Greene’s Google Cloud arm also has the potential to become a moneymaker whose eventual scale could rival Google’s ad business. The basic concept-providing an array of on-demand services to power other companies’ sites and apps-was pioneered by Amazon Web Services. “We have this enormous IT industry, at least a trillion dollar industry, almost overnight,” says Greene.

Here too Google sees its AI expertise as a powerful competitive advantage, as it turns the machine-language technologies it’s building for its own purposes into services it can sell to others. “We definitely see a big opportunity,” says Pichai of Google Cloud. “And the word ‘big’ probably understates it.
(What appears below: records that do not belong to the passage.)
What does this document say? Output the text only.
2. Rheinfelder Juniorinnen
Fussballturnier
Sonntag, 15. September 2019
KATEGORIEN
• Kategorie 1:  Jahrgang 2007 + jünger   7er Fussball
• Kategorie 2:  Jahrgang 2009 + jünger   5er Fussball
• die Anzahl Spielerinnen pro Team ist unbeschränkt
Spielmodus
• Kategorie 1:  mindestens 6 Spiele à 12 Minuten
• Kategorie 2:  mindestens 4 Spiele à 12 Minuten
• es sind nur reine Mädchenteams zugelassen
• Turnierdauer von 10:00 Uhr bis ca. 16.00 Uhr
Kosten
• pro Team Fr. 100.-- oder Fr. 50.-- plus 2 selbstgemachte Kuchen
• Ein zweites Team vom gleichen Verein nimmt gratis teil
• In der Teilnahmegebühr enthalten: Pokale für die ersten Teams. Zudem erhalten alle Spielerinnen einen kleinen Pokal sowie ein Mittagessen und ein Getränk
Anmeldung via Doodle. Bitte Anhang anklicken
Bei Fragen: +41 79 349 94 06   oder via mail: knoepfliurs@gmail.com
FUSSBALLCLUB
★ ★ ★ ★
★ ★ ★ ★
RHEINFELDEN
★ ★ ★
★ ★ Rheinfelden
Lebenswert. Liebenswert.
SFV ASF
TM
We are probably at about one or two percent of the eventual market opportunity here.”

For all the tendency of Pichai’s employees to gush about his fundamental decency, it’s clear that it’s not just a personality trait: It’s also a management strategy he uses to give the company’s myriad, audacious dreams a shot at coming true.

“When you can align people to common goals, you truly get a multiplicative effect in an organization,” he tells me as we sit on a couch in Sundar’s Huddle after his Google Photos meeting. “The inverse is also true, if people are at odds with each other.” He is, as usual, smiling. The company’s aim, he says, is to create products “that will affect the lives of billions of users, and that they’ll use a lot. Those are the kind of meaningful problems we want to work on.”

A version of this article appeared in the December 2016/January 2017 issue of Fast Company magazine.